SOMArts' 'Making A Scene' Spotlights 50 Years Of Bay Area Alternative ArtA piece in the exhibition, showcasing February's Queer and Trans Community Action march in the Castro. (Photo: Sunshine Velasco / Flickr)
Brittany Hopkins
Published on July 08, 2015

San Francisco culture isn’t dead, says Roula Seikaly, one of the curators of SOMArts' latest exhibition, Making a Scene: 50 Years of Alternative Bay Area Spaces. “It may not resemble exactly what people want it to look like, but it’s not dead.”

Proving that theory, Making a Scene, which opens this Thursday in SOMArts' main gallery at 934 Brannan St., brings together 30 exhibiting artists and archival works from more than 20 Bay Area alternative art spaces. These collectives and individuals, who “shaped the country, city and region,” explore a variety of historical and contemporary themes in their work, including cultural, racial and sexual identity and digital culture.

Seikaly says that the exhibit comes at a moment of reflection for the region’s art community. It contemplates the climate Bay Area artists were responding to 40-50 years ago, alternative spaces, displacement and “how to keep our culture-bearers here.”

The exhibition pays homage to a variety of Bay Area artists "who didn't accept the status quo," says Seikaly, who notes that it has a "spirit of resistance" running through it. "I hope it bolsters a lot of people."

The featured alternative art spaces and artists include the collective Ant Farm, which became famous for  'Media Burn,' a 1975 performance in which it drove a modified 1959 Cadillac El Dorado Biarritz into a pyramid of flaming television screens at the Cow Palace.

Also featured: Emory Douglas, who shaped society's perception of the Black Panther Party as its Minister of Culture, and Sunshine Velasco, a local photographer who's captured recent moments where local young people have united “in response to numerous cases where black men's, women's, and transgender people’s lives were taken by police officers, security guards or vigilantes.”

'Media Burn.' (Photo: Autistry Studios / Flickr)

Thursday night's opening will also feature live performances by the EcoSexuals (a.k.a. Annie Sprinkle and Elizabeth Stephens), who will explore “the places where sexology and ecology intersect in our culture," and Femina Potens, an arts organization that has been working to empower the city’s LGBTQI and Allied community for the past 15 years.

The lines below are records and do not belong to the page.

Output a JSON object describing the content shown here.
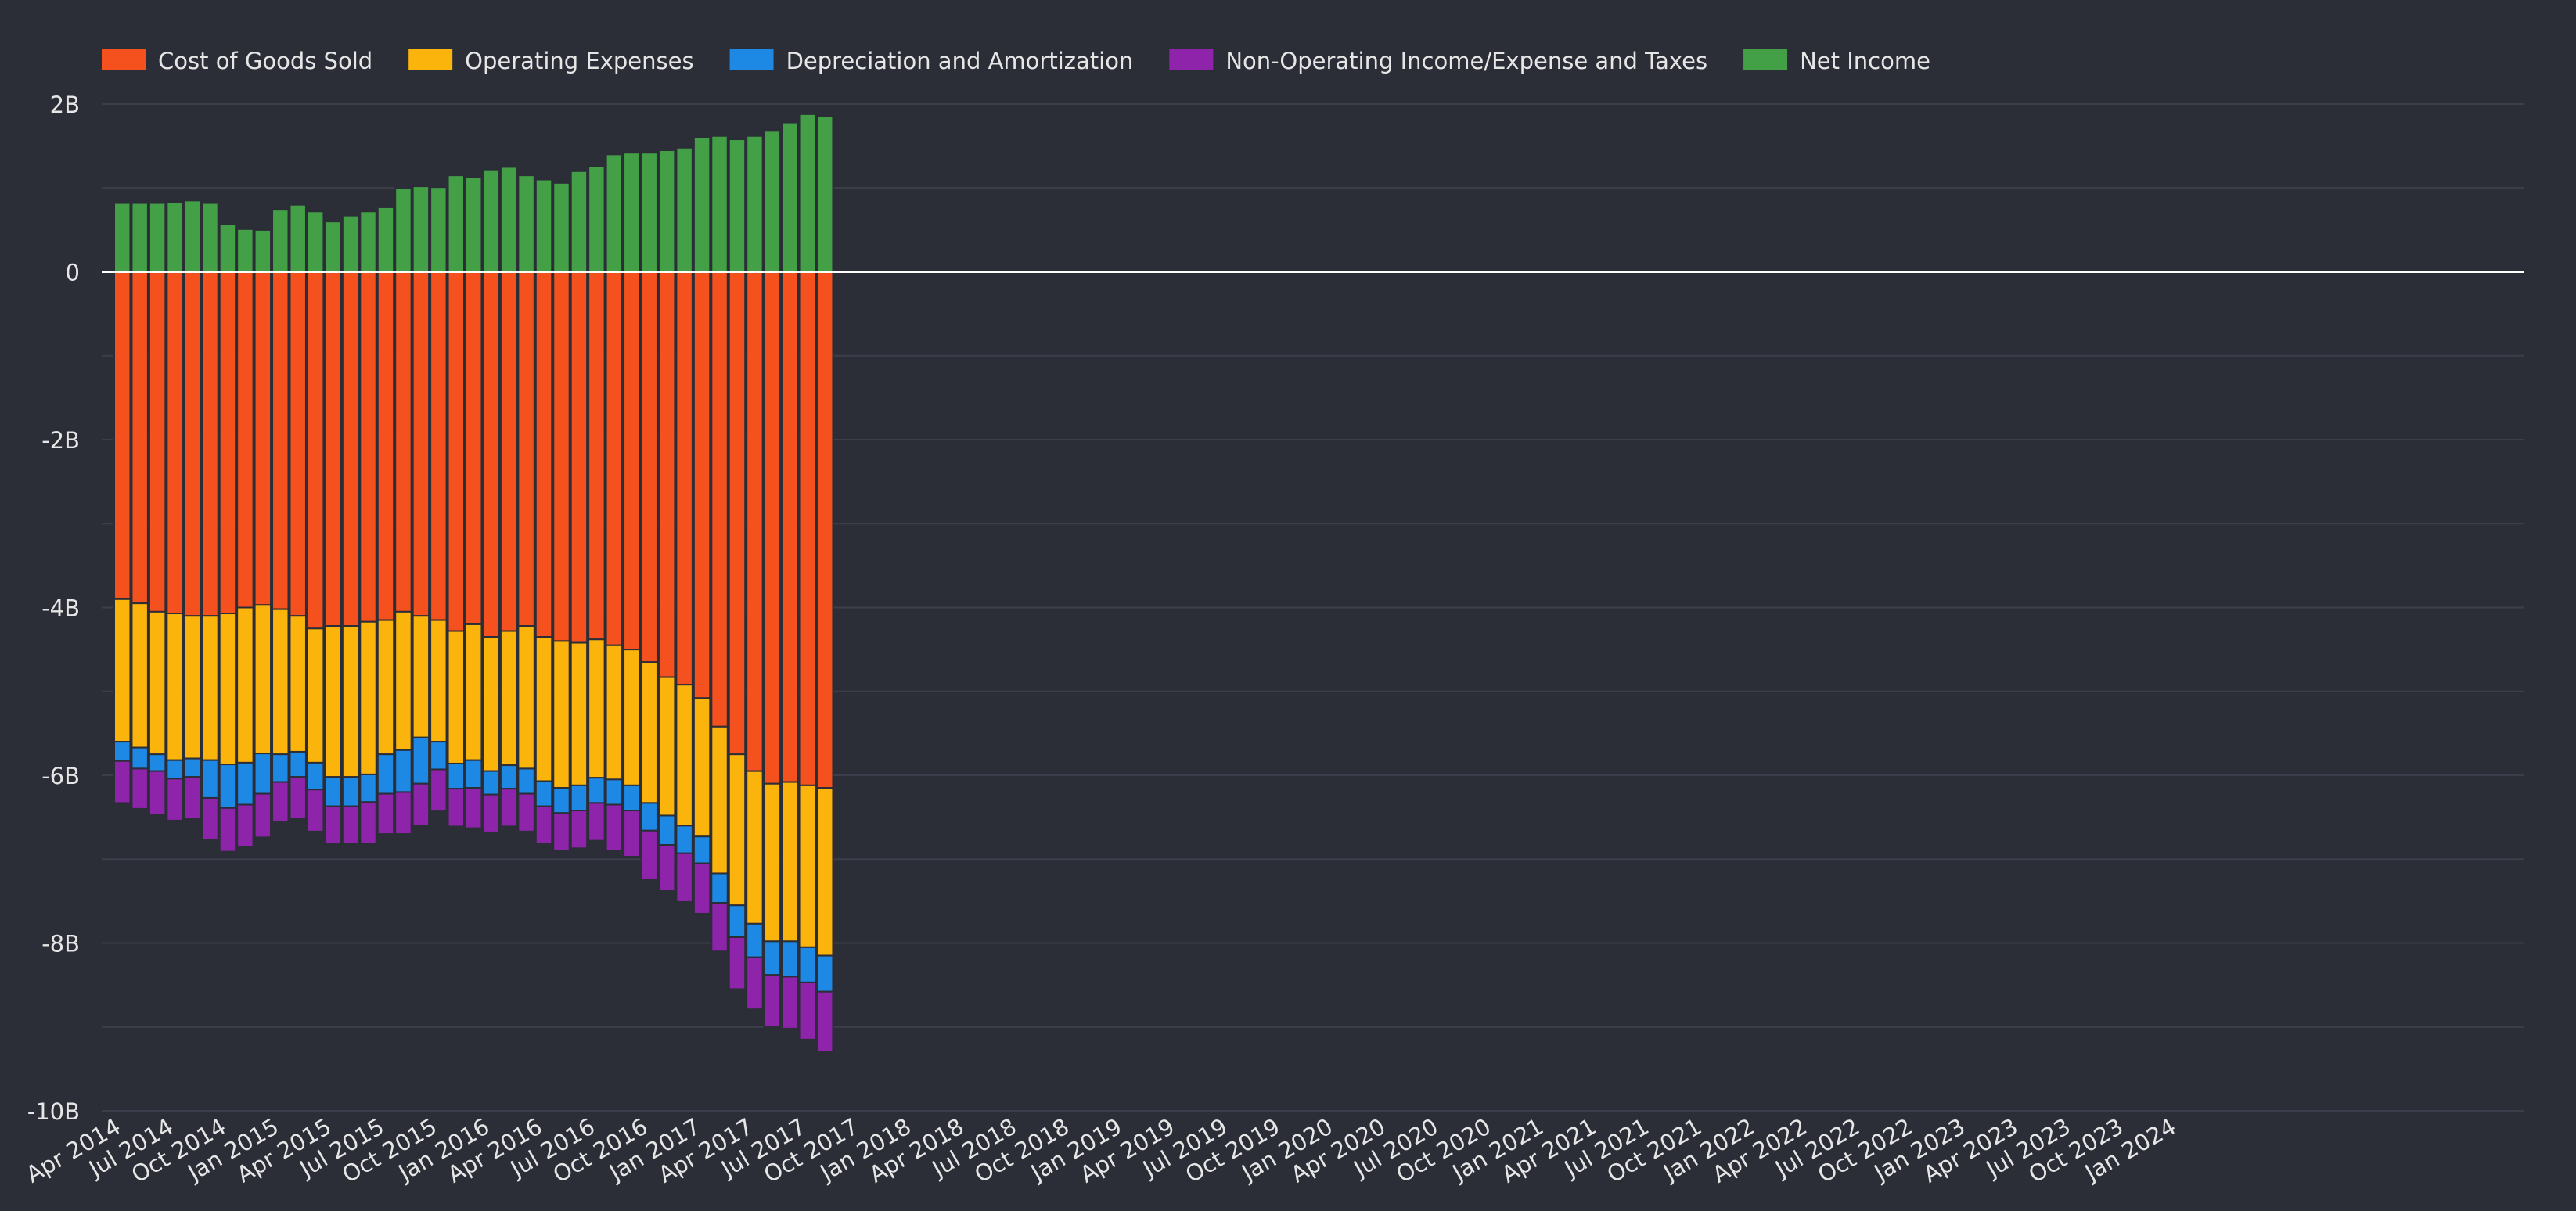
{
  "chart_data": {
    "type": "bar",
    "stacked": true,
    "legend_position": "top-left",
    "grid": true,
    "ylim": [
      -10000000000,
      2000000000
    ],
    "y_ticks": [
      {
        "value": 2000000000,
        "label": "2B"
      },
      {
        "value": 0,
        "label": "0"
      },
      {
        "value": -2000000000,
        "label": "-2B"
      },
      {
        "value": -4000000000,
        "label": "-4B"
      },
      {
        "value": -6000000000,
        "label": "-6B"
      },
      {
        "value": -8000000000,
        "label": "-8B"
      },
      {
        "value": -10000000000,
        "label": "-10B"
      }
    ],
    "x_tick_labels": [
      "Apr 2014",
      "Jul 2014",
      "Oct 2014",
      "Jan 2015",
      "Apr 2015",
      "Jul 2015",
      "Oct 2015",
      "Jan 2016",
      "Apr 2016",
      "Jul 2016",
      "Oct 2016",
      "Jan 2017",
      "Apr 2017",
      "Jul 2017",
      "Oct 2017",
      "Jan 2018",
      "Apr 2018",
      "Jul 2018",
      "Oct 2018",
      "Jan 2019",
      "Apr 2019",
      "Jul 2019",
      "Oct 2019",
      "Jan 2020",
      "Apr 2020",
      "Jul 2020",
      "Oct 2020",
      "Jan 2021",
      "Apr 2021",
      "Jul 2021",
      "Oct 2021",
      "Jan 2022",
      "Apr 2022",
      "Jul 2022",
      "Oct 2022",
      "Jan 2023",
      "Apr 2023",
      "Jul 2023",
      "Oct 2023",
      "Jan 2024"
    ],
    "bars_per_quarter": 3,
    "unit": "billions",
    "series": [
      {
        "name": "Cost of Goods Sold",
        "color": "#f4511e",
        "values": [
          -3.9,
          -3.95,
          -4.05,
          -4.07,
          -4.1,
          -4.1,
          -4.07,
          -4.0,
          -3.97,
          -4.02,
          -4.1,
          -4.25,
          -4.22,
          -4.22,
          -4.17,
          -4.15,
          -4.05,
          -4.1,
          -4.15,
          -4.28,
          -4.2,
          -4.35,
          -4.28,
          -4.22,
          -4.35,
          -4.4,
          -4.42,
          -4.38,
          -4.45,
          -4.5,
          -4.65,
          -4.83,
          -4.92,
          -5.08,
          -5.42,
          -5.75,
          -5.95,
          -6.1,
          -6.08,
          -6.12,
          -6.15
        ]
      },
      {
        "name": "Operating Expenses",
        "color": "#fbb40c",
        "values": [
          -1.7,
          -1.72,
          -1.7,
          -1.75,
          -1.7,
          -1.72,
          -1.8,
          -1.85,
          -1.77,
          -1.73,
          -1.62,
          -1.6,
          -1.8,
          -1.8,
          -1.82,
          -1.6,
          -1.65,
          -1.45,
          -1.45,
          -1.58,
          -1.62,
          -1.6,
          -1.6,
          -1.7,
          -1.72,
          -1.75,
          -1.7,
          -1.65,
          -1.6,
          -1.62,
          -1.68,
          -1.65,
          -1.68,
          -1.65,
          -1.75,
          -1.8,
          -1.82,
          -1.88,
          -1.9,
          -1.93,
          -2.0
        ]
      },
      {
        "name": "Depreciation and Amortization",
        "color": "#1e88e5",
        "values": [
          -0.23,
          -0.25,
          -0.2,
          -0.22,
          -0.22,
          -0.45,
          -0.52,
          -0.5,
          -0.48,
          -0.33,
          -0.3,
          -0.32,
          -0.35,
          -0.35,
          -0.33,
          -0.47,
          -0.5,
          -0.55,
          -0.33,
          -0.3,
          -0.33,
          -0.28,
          -0.28,
          -0.3,
          -0.3,
          -0.3,
          -0.3,
          -0.3,
          -0.3,
          -0.3,
          -0.33,
          -0.35,
          -0.33,
          -0.32,
          -0.35,
          -0.38,
          -0.4,
          -0.4,
          -0.42,
          -0.42,
          -0.43
        ]
      },
      {
        "name": "Non-Operating Income/Expense and Taxes",
        "color": "#8e24aa",
        "values": [
          -0.5,
          -0.48,
          -0.52,
          -0.5,
          -0.5,
          -0.5,
          -0.52,
          -0.5,
          -0.52,
          -0.48,
          -0.5,
          -0.5,
          -0.45,
          -0.45,
          -0.5,
          -0.48,
          -0.5,
          -0.5,
          -0.5,
          -0.45,
          -0.48,
          -0.45,
          -0.45,
          -0.45,
          -0.45,
          -0.45,
          -0.45,
          -0.45,
          -0.55,
          -0.55,
          -0.58,
          -0.55,
          -0.58,
          -0.6,
          -0.58,
          -0.62,
          -0.62,
          -0.62,
          -0.62,
          -0.68,
          -0.72
        ]
      },
      {
        "name": "Net Income",
        "color": "#43a047",
        "values": [
          0.82,
          0.82,
          0.82,
          0.83,
          0.85,
          0.82,
          0.57,
          0.51,
          0.5,
          0.74,
          0.8,
          0.72,
          0.6,
          0.67,
          0.72,
          0.77,
          1.0,
          1.02,
          1.01,
          1.15,
          1.13,
          1.22,
          1.25,
          1.15,
          1.1,
          1.06,
          1.2,
          1.26,
          1.4,
          1.42,
          1.42,
          1.45,
          1.48,
          1.6,
          1.62,
          1.58,
          1.62,
          1.68,
          1.78,
          1.88,
          1.86
        ]
      }
    ]
  }
}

Madison Young, Femina Potens' artistic director and founder, said that while her organization was priced out of its space, it continues to curate exhibitions at spaces and events around the Bay Area. In keeping with the focus on learning from the region’s history and moving forward, Femina Potens' Thursday performance will depict the tending of a garden, with performance artists personifying elements like earth, water and fire to represent the community’s endurance, perseverance and new energy.

Given that the Bay Area’s entire 50-year history of alternative art couldn’t fit in one room, SOMArts is inviting the public to contribute to the project by recording their impressions of the exhibit and memories of alternative art spaces in a temporary Bay Area Video Coalition broadcast studio at the opening. They're also encouraging visitors to add content to the exhibition’s ongoing wiki, Collective Memory: Art & Activism.

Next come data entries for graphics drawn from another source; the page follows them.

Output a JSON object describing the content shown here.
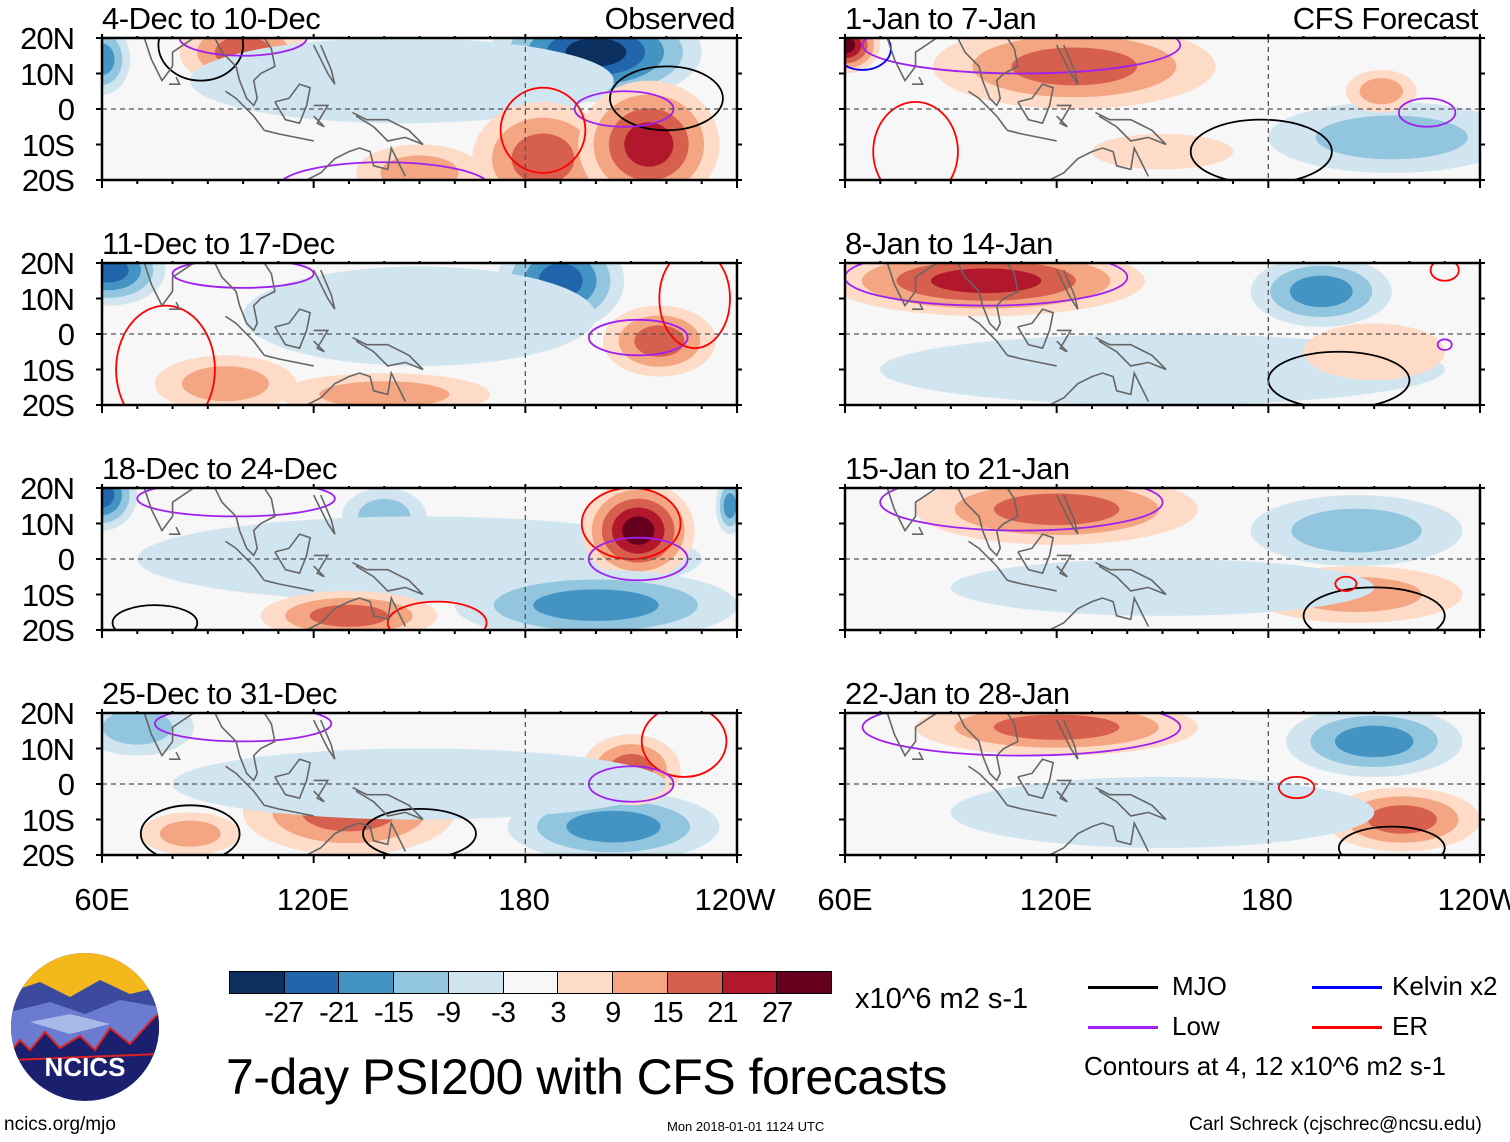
{
  "left_column_label": "Observed",
  "right_column_label": "CFS Forecast",
  "panels": [
    {
      "title": "4-Dec to 10-Dec",
      "column": "Observed"
    },
    {
      "title": "11-Dec to 17-Dec",
      "column": "Observed"
    },
    {
      "title": "18-Dec to 24-Dec",
      "column": "Observed"
    },
    {
      "title": "25-Dec to 31-Dec",
      "column": "Observed"
    },
    {
      "title": "1-Jan to 7-Jan",
      "column": "CFS Forecast"
    },
    {
      "title": "8-Jan to 14-Jan",
      "column": "CFS Forecast"
    },
    {
      "title": "15-Jan to 21-Jan",
      "column": "CFS Forecast"
    },
    {
      "title": "22-Jan to 28-Jan",
      "column": "CFS Forecast"
    }
  ],
  "y_ticks": [
    "20N",
    "10N",
    "0",
    "10S",
    "20S"
  ],
  "x_ticks": [
    "60E",
    "120E",
    "180",
    "120W"
  ],
  "colorbar": {
    "labels": [
      "-27",
      "-21",
      "-15",
      "-9",
      "-3",
      "3",
      "9",
      "15",
      "21",
      "27"
    ],
    "colors": [
      "#0b2f5f",
      "#2166ac",
      "#4393c3",
      "#92c5de",
      "#d1e5f0",
      "#f7f7f7",
      "#fddbc7",
      "#f4a582",
      "#d6604d",
      "#b2182b",
      "#67001f"
    ],
    "units": "x10^6 m2 s-1"
  },
  "legend": {
    "items": [
      {
        "label": "MJO",
        "color": "#000000"
      },
      {
        "label": "Kelvin x2",
        "color": "#0000ff"
      },
      {
        "label": "Low",
        "color": "#a020f0"
      },
      {
        "label": "ER",
        "color": "#ff0000"
      }
    ],
    "note": "Contours at 4, 12 x10^6 m2 s-1"
  },
  "title": "7-day PSI200 with CFS forecasts",
  "logo_text": "NCICS",
  "footer": {
    "url": "ncics.org/mjo",
    "timestamp": "Mon 2018-01-01 1124 UTC",
    "author": "Carl Schreck (cjschrec@ncsu.edu)"
  }
}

Soul Nubian, one of 30 artists set to perform at the July 18th Night Light party. (Photo: Soul Nubian / Facebook)

In conjunction with Making a Scene, SOMArts is hosting Night Light, a multimedia garden party and fundraiser, on Saturday, July 18th (8:30pm-midnight). The event will cover the entire outdoor patio and event space, with 30 artists performing simultaneously throughout the event and another 60 in attendance. The works shown will explore applications of light, in addition to the various themes of Making a Scene.

“It’s definitely going to be a scene,” says SOMArts' interim director, Jess Young, noting that the organization's last garden party garnered 1,200 attendees.

The opening for Making a Scene: 50 Years of Alternative Bay Area Spaces runs from 6-9pm on Thursday, July 9th. Admission is free and open to the public. The exhibition is on view through August 20th; hours are Tuesday-Friday, 12-7pm, and Saturday, 12-5pm. Tickets ($12) to the Night Light garden party on Saturday, July 18th are available on Eventbrite.